Internet: Glasfasernetze stoßen in wenigen Jahren an die Grenzen

Norman Wittkopf
109 Kommentare
Internet: Glasfasernetze stoßen in wenigen Jahren an die Grenzen
Bild: Mike Seyfang | CC BY 2.0

Mit dem immer weiter steigenden Datenverkehr im Internet nähert sich auch der Tag, an dem die verfügbare Bandbreite bestehender Glasfasernetze ausgelastet ist. Diesem Umstand hat sich vor wenigen Tagen die Royal Society gewidmet und Lösungsansätze präsentiert, die über das Verlegen neuer Leitungen hinausgehen.

Wie auch Kupferleitungen bieten Lichtleiter keine unbegrenzte Datenübertragungsrate und sind ebenfalls von Eigenschaften wie Frequenzen und dem Signal-Rausch-Verhältnis (SNR) abhängig. Bisher ließ sich diese Tatsache bei Glasfaserleitungen immer durch eine Signalverstärkung umgehen, jedoch sei mittlerweile ein Punkt erreicht, an dem das nicht mehr funktioniere, so Andrew Ellis von der Aston University, der die Fachtagung organisiert hatte. Die Leitung wird schlicht und einfach ab einer gewissen Lichtintensität übersättigt und das Signal irgendwann unbrauchbar.

Auf dem Treffen der Gelehrtengesellschaft in London waren verschiedene Professoren und andere Experten zugegen, darunter auch René-Jean Essiambre vom französisch-amerikanischen Netzwerkausrüster Alcatel-Lucent, der die Kapazitätsgrenze auf 100 Terabits pro Sekunde schätzt. Die Backbone-Netze auf Glasfaserbasis könnten dieses Limit seiner Meinung nach bereits in fünf Jahren erreichen.

Vor allem die fortschreitende Verbreitung von Video-on-Demand-Diensten und neue Technologien mit hohem Datenaufkommen, wie das Streaming von Material mit 8K-Auflösung, sind die Ursache für die starke Auslastung. Doch muss es abseits vom Netzausbau nicht zwangsläufig nötig sein auf Regulierung oder Datensparsamkeit zu setzen, um dem nahenden Limit zu entgehen.
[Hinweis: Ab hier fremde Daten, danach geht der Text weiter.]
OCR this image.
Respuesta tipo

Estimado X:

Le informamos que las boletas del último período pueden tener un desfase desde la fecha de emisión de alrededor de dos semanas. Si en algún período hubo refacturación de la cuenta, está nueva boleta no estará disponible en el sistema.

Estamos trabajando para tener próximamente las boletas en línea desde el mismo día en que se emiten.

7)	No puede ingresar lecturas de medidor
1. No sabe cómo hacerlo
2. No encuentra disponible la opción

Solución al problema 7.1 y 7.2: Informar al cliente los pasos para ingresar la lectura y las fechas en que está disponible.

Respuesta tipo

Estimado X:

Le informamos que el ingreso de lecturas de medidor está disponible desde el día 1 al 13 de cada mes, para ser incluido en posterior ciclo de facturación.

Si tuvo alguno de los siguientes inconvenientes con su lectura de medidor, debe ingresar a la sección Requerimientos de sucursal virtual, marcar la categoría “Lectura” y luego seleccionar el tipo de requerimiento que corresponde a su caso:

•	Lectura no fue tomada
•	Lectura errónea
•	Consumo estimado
So wurden unter anderem zwei Konzepte auf der Fachtagung vorgestellt, die das Problem anderweitig angehen.

Polina Bayvel vom University College London präsentierte eine Technik, die Verzerrungen bei hohen Signalstärken kompensieren soll. Durch eine permanente Analyse auftretender Interferenzen bei den Lichtsignalen wird festgestellt, auf welche Art und Weise das Licht verzerrt wurde und der Gegenstelle auf Empfangsseite ermöglicht eine entsprechende Fehlerkorrektur vorzunehmen.

David Richardson von der University of Southampton wiederum forscht an neuen Glasfasern, die mehrere Kerne zur Datenübertragung bündeln, also quasi viele Leiter in einem verkörpern. Diese sind aufgrund der winzigen Kernstrukturen zwar schwieriger zu fertigen und müssen ihre Form zudem über kilometerlange Distanzen weitestgehend bewahren, können aber wesentlich mehr Daten verarbeiten.

Derartige Techniken sollen laut Andrew Ellis der Schlüssel sein, um die Kapazitätsgrenzen auszuweiten. Der Ausbau und die Kommerzialisierung der Methoden könnten dem allerdings noch einen Strich durch die Rechnung machen. Andrew Lord, Forscher beim britischen Telekommunikationsanbieter BT, sieht hingegen keine „Krise“ auf das Internet zukommen. Er vertraut auf den Einfallsreichtum der Wissenschaftler und dass diese die an sie gestellten Erwartungen weiterhin erfüllen.